I don't want my repo history littered with meaningless noise like these merge commit messages:
The only thing that matters here is the log of the actual work, not the incidental artifact that git merged something.I also don't want a commit history that looks like London's tube system map. Please, keep the history linear so that myself and future team members can quickly focus on the parts that interest them, after just a glance, and don't have to spend time decoding the tangled mess of interlocking branch histories. Much appreciated!
i don't care how you do it. squashing? git reset followed by sensible commits? intense ninja-like git commit hygiene? or my favorite, liberal amounts of git rebase -i?
the only things i care about are these:
1. your PR contains a series of atomic commits
2. each commit makes a single logical change.

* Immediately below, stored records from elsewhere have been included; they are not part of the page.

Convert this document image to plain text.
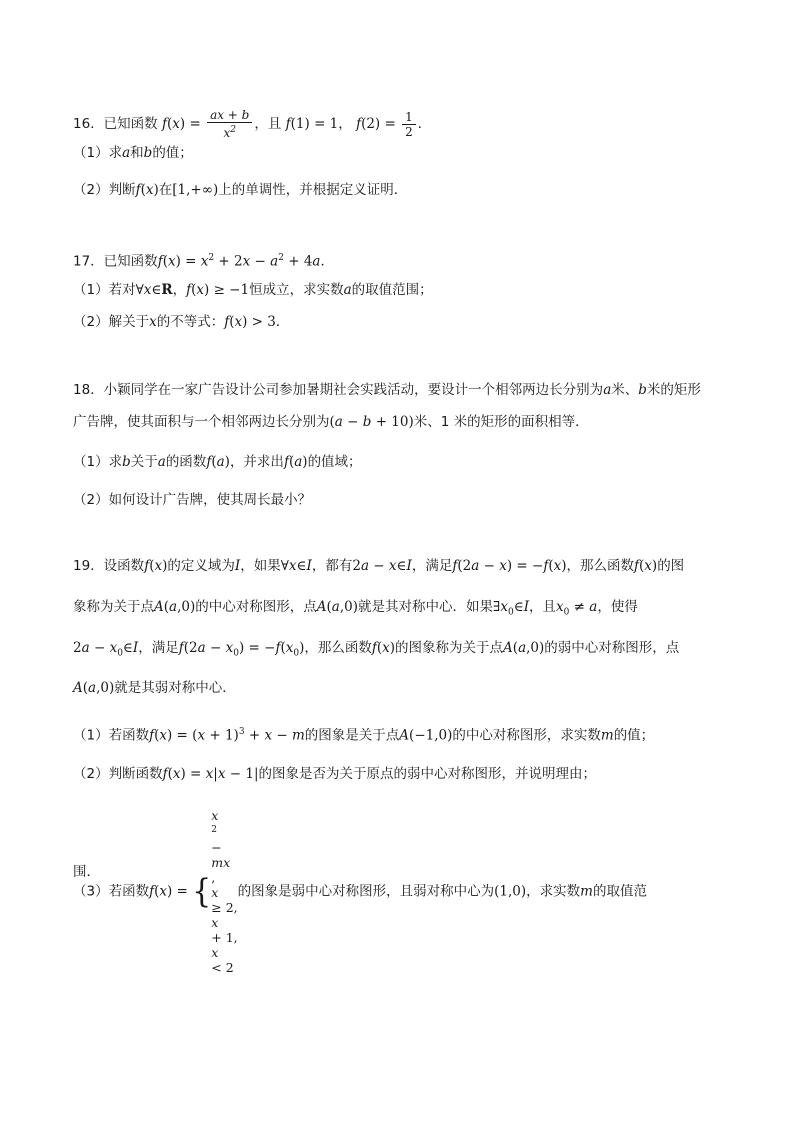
16．已知函数 $f(x) = \frac{ax + b}{x^2}$ ，且 f(1) = 1， $f(2) = \frac{1}{2}$ ．
（1）求a和b的值；
（2）判断f(x)在[1,+∞)上的单调性，并根据定义证明．
17．已知函数$f(x) = x^2 + 2x - a^2 + 4a$．
（1）若对∀x∈R，f(x) ≥ −1恒成立，求实数a的取值范围；
（2）解关于x的不等式：f(x) > 3．
18．小颖同学在一家广告设计公司参加暑期社会实践活动，要设计一个相邻两边长分别为a米、b米的矩形
广告牌，使其面积与一个相邻两边长分别为(a − b + 10)米、1 米的矩形的面积相等．
（1）求b关于a的函数f(a)，并求出f(a)的值域；
（2）如何设计广告牌，使其周长最小？
19．设函数f(x)的定义域为I，如果∀x∈I，都有2a − x∈I，满足f(2a − x) = −f(x)，那么函数f(x)的图
象称为关于点A(a,0)的中心对称图形，点A(a,0)就是其对称中心．如果$\exists x_0\in I$，且$x_0 \ne a$，使得
$2a - x_0\in I$，满足$f(2a - x_0) = -f(x_0)$，那么函数f(x)的图象称为关于点A(a,0)的弱中心对称图形，点
A(a,0)就是其弱对称中心．
（1）若函数$f(x) = (x + 1)^3 + x - m$的图象是关于点A(−1,0)的中心对称图形，求实数m的值；
（2）判断函数f(x) = x|x − 1|的图象是否为关于原点的弱中心对称图形，并说明理由；
（3）若函数f(x) = {
x
$^2$
−
mx
,
x
≥ 2,
x
+ 1,
x
< 2
的图象是弱中心对称图形，且弱对称中心为(1,0)，求实数m的取值范
围．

3. that each logical change is adequately described by the corresponding commit comment
4. extra credit if the series of changes is consistent to build and work at each step
i don't want to see "ONE" commit per-feature unless it's trivial.
i do want to see the development process, but in a "publish"-able form
i don't want to see "WIP", "almost working", "fixed broken", "redesigned ...", etc. sausage being made. i especially DON'T want to see patches to files be changed and reverted multiple times as mistakes are made and fixed.
the final PR should be you publishing a nice finished series of patches to accomplish a new feature.
then! we simply rebase that nice simple series on top of master and merge it with an optional merge commit. this gets you a nice linear history while avoiding the information loss with simply squashing everything in a PR/feature into a single commit.
Perhaps you live in London, a city with many subway lines and stations that makes many places easy to reach, just like a repository with commits that makes it easy to find where something was introduced.
I live in São Paulo, a city 2 times bigger than London but with a smaller subway map. Few places have a subway station near them. Finding the nearest station is only part of the problem, as we need to find a way to go from the station to where we need to be. Just like a repository that uses squash merges.
Both sentences starts with "I don't want" followed by aesthetic choices.